Atuou, ainda, como professor contratado de Terapêutica Dentária, de 1923 a 1925, na então Escola anexa de Odontologia da Faculdade de Medicina da Bahia e de professor de Higiene Geral e de Fisiologia Geral da Escola de Enfermagem da Bahia, no periodo compreendido entre 1938 e 1947.
De 1944 a 1947 proferiu aulas na cadeira de Microbiologia, foi representante de Docentes Livres da Congregação da Faculdade de Medicina da Universidade Federal da Bahia, professor catedrático de Biologia Geral da Faculdade de Filosofia.
Pelo seu destaque na luta contra a tuberculose e a sua reconhecida competência, teve que se afastar da Faculdade de Medicina para exercer cargos de confiança no governo do Estado, como Diretor Geral do Departamento de Saúde (1938-1942), Diretor do Sanatório Santa Terezinha (1942-1946) e Diretor da Divisão de Tuberculose (1946-1947), criando assim um hiato em sua carreira no magistério.
Em 31 de julho de 1936, foi entregue ao Prof. Cesar de Araújo a Inspetoria de Profilaxia da Tuberculose para chefiá-la. Trabalhando no Dispensário Ramiro de Azevedo, que encontrou insuficiente e fisicamente degradado, convocou senhoras da sociedade, que reuniu na Fundação Anti-tuberculose Santa Terezinha e instou com governantes a recuperação do Dispensário.
Na reinauguração em 29 de maio de 1937, o Prof.

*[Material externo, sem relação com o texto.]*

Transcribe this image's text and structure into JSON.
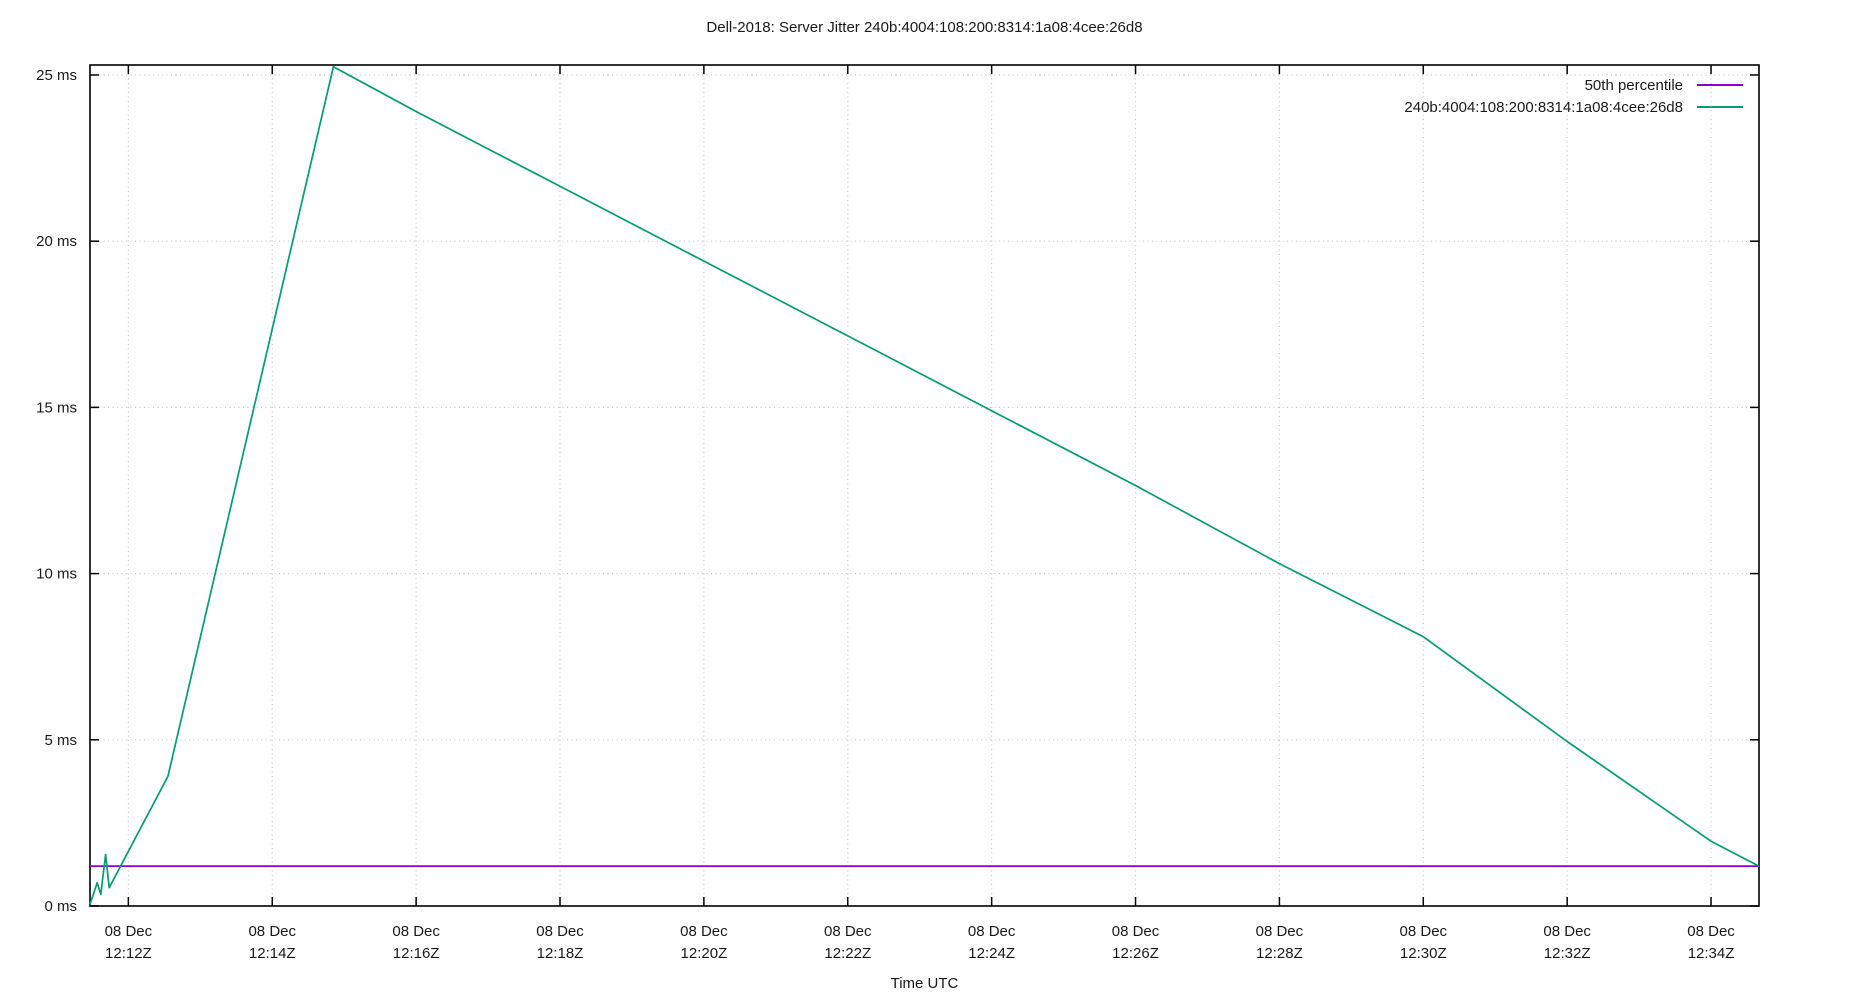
{
  "page": {
    "background": "#ffffff"
  },
  "colors": {
    "grid": "#c6c6c6",
    "axis": "#000000",
    "text": "#1a1a1a",
    "percentile_line": "#9400d3",
    "jitter_line": "#009e73"
  },
  "chart_data": {
    "type": "line",
    "title": "Dell-2018: Server Jitter 240b:4004:108:200:8314:1a08:4cee:26d8",
    "xlabel": "Time UTC",
    "ylabel": "",
    "grid": true,
    "legend_position": "top-right",
    "x_unit": "seconds after 08 Dec 12:00 UTC",
    "y_unit": "ms",
    "xlim": [
      688,
      2080
    ],
    "ylim": [
      0,
      25.3
    ],
    "y_ticks": [
      {
        "v": 0,
        "label": "0 ms"
      },
      {
        "v": 5,
        "label": "5 ms"
      },
      {
        "v": 10,
        "label": "10 ms"
      },
      {
        "v": 15,
        "label": "15 ms"
      },
      {
        "v": 20,
        "label": "20 ms"
      },
      {
        "v": 25,
        "label": "25 ms"
      }
    ],
    "x_ticks": [
      {
        "t": 720,
        "line1": "08 Dec",
        "line2": "12:12Z"
      },
      {
        "t": 840,
        "line1": "08 Dec",
        "line2": "12:14Z"
      },
      {
        "t": 960,
        "line1": "08 Dec",
        "line2": "12:16Z"
      },
      {
        "t": 1080,
        "line1": "08 Dec",
        "line2": "12:18Z"
      },
      {
        "t": 1200,
        "line1": "08 Dec",
        "line2": "12:20Z"
      },
      {
        "t": 1320,
        "line1": "08 Dec",
        "line2": "12:22Z"
      },
      {
        "t": 1440,
        "line1": "08 Dec",
        "line2": "12:24Z"
      },
      {
        "t": 1560,
        "line1": "08 Dec",
        "line2": "12:26Z"
      },
      {
        "t": 1680,
        "line1": "08 Dec",
        "line2": "12:28Z"
      },
      {
        "t": 1800,
        "line1": "08 Dec",
        "line2": "12:30Z"
      },
      {
        "t": 1920,
        "line1": "08 Dec",
        "line2": "12:32Z"
      },
      {
        "t": 2040,
        "line1": "08 Dec",
        "line2": "12:34Z"
      }
    ],
    "series": [
      {
        "name": "50th percentile",
        "color": "#9400d3",
        "points": [
          [
            688,
            1.2
          ],
          [
            2080,
            1.2
          ]
        ]
      },
      {
        "name": "240b:4004:108:200:8314:1a08:4cee:26d8",
        "color": "#009e73",
        "points": [
          [
            688,
            0.05
          ],
          [
            694,
            0.7
          ],
          [
            697,
            0.35
          ],
          [
            701,
            1.55
          ],
          [
            704,
            0.55
          ],
          [
            753,
            3.9
          ],
          [
            891,
            25.25
          ],
          [
            960,
            23.9
          ],
          [
            1080,
            21.65
          ],
          [
            1200,
            19.4
          ],
          [
            1320,
            17.15
          ],
          [
            1440,
            14.9
          ],
          [
            1560,
            12.65
          ],
          [
            1680,
            10.3
          ],
          [
            1800,
            8.1
          ],
          [
            1920,
            4.95
          ],
          [
            2040,
            1.95
          ],
          [
            2080,
            1.2
          ]
        ]
      }
    ]
  }
}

Cesar de Araújo inicia o seu discurso em solenidade presidida pelo Interventor do Estado da Bahia, Juracy Magalhães: “É com emoção - mas emoção viva e profundamente sentida - que falo, neste momento, em que, revivescendo das quase ruínas em que havia parado, num admirável “SURREXIT”, se reinaugura o Dispensário Ramiro de Azevedo, o velho reduto de onde clarinaram na Bahia, os primeiros gritos de rebate contra a maior das nossas calamidades sociais, o local onde, na clausura dos consultórios entre a dor e a indigência, desde a minha manhã profissional, tenho passado boa parte da vida, encontrando em cada canto uma reminiscência, que a memória espelha em seus relevos” e termina, assim se expressando... “Em nome dos que sofrem e dos que choram a tragédia da Peste Branca, “em nome dos que da vida, só conhecem as limitações miseráveis do destino, tanta vez injusto e cruel”... “em nome dos que, na exaustão das forças para vencer, perderam as prerrogativas dos mimos confortativos... ... “em nome dos que passam em andrajos dolorosos da maior penúria” ..., “em nome dos que roçam no lado das alfurjas”..., ... “em nome dos que se amontoam no muladar das obscuridades purulentas” ... “em nome desses todos, meu Deus, que não têm um pouco de ar nos seus cochicolos de taipa, nas suas mansardas frágeis como ninhos, dependurados nas galharias dos montes, que os ventos arrebentam, as chuvas destroem, as erosões desmoronam”... ...”em nome dessas vítimas das desigualdades fatais, das cegas distribuições da sorte, que os teoristas da dor alheia capitulam de lógicas condições de vida”..., “em nome desses todos que vivem no casario infecto urbano, suburbano e infra urbano, sem graça, sem alegria, sem sustento, em nome do tuberculoso pobre, em nome do vigor e da saúde da sua gente, dizimada pelas vidas que o flagelo todos os dias, todos os meses, todos os anos, impiedosamente vai ceifando, em nome, por termo, dos mais sagrados principios de solidariedade humana”.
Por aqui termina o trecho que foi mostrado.